Se tivéssemos um quadro de servidores comissionados aderentes aos cinquentenários requisitos acima, inclusive quanto ao caráter constitutivo ali dos deveres de majoração da produtividade, redução de custos e dinamização dos serviços, muito provavelmente não estaríamos ainda às voltas com desvios tão volumosos de recursos na execução de serviços públicos e com tamanho déficit de compreensão acerca dos custos e resultados da ação governamental.
Para este ano novo de 2017 e para os prefeitos, vice-prefeitos e vereadores que nele iniciam um novo mandato, os votos são de que aprendamos com nossos erros e incorporemos do passado a trágica lição de que adiar problemas só os torna ainda maiores e mais complexos.
Não há milagres na gestão e nas contas públicas, uma vez que subsiste inescusável o caráter cíclico do planejamento, da execução e do controle, cuja consecução podemos tornar virtuosa ou viciosa a depender das escolhas feitas ao longo do tempo.
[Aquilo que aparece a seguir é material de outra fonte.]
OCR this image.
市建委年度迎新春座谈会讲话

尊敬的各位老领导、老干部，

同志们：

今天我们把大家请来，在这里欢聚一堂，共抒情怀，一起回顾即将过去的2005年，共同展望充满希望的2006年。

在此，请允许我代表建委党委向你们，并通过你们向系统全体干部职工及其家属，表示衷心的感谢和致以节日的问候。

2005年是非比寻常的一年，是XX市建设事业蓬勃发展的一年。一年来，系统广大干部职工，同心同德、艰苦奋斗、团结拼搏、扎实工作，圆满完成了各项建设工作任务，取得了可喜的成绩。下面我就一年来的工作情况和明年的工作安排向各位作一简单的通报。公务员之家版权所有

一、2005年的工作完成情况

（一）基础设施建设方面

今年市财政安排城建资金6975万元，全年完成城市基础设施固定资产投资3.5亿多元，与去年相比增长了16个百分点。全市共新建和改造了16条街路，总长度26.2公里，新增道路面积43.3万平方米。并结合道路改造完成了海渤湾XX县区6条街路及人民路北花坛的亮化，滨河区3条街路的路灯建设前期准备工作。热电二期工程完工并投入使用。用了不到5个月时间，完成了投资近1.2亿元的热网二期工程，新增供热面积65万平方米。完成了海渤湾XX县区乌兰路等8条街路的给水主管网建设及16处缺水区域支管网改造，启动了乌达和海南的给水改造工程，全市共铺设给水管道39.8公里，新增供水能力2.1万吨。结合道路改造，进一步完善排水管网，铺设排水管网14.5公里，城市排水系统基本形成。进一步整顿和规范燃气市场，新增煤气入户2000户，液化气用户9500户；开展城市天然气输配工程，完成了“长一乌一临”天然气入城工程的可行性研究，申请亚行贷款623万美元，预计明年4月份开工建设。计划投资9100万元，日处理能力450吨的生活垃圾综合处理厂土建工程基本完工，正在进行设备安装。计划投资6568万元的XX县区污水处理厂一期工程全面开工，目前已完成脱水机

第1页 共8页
A primeira de tais escolhas, por certo, há de ser a respeitosa aderência à Constituição e ao nosso ordenamento, porque só se supera o patrimonialismo sob a vivência forte e impessoal do império da lei, sem exceções tristes como as que vivemos em 2016.
(*Élida Graziane Pinto é procuradora do Ministério Público de Contas do Estado de São Paulo, pós-doutora em Administração pela Escola Brasileira de Administração Pública e de Empresas da Fundação Getulio Vargas FGV/RJ e doutora em Direito Administrativo pela Universidade Federal de Minas Gerais UFMG)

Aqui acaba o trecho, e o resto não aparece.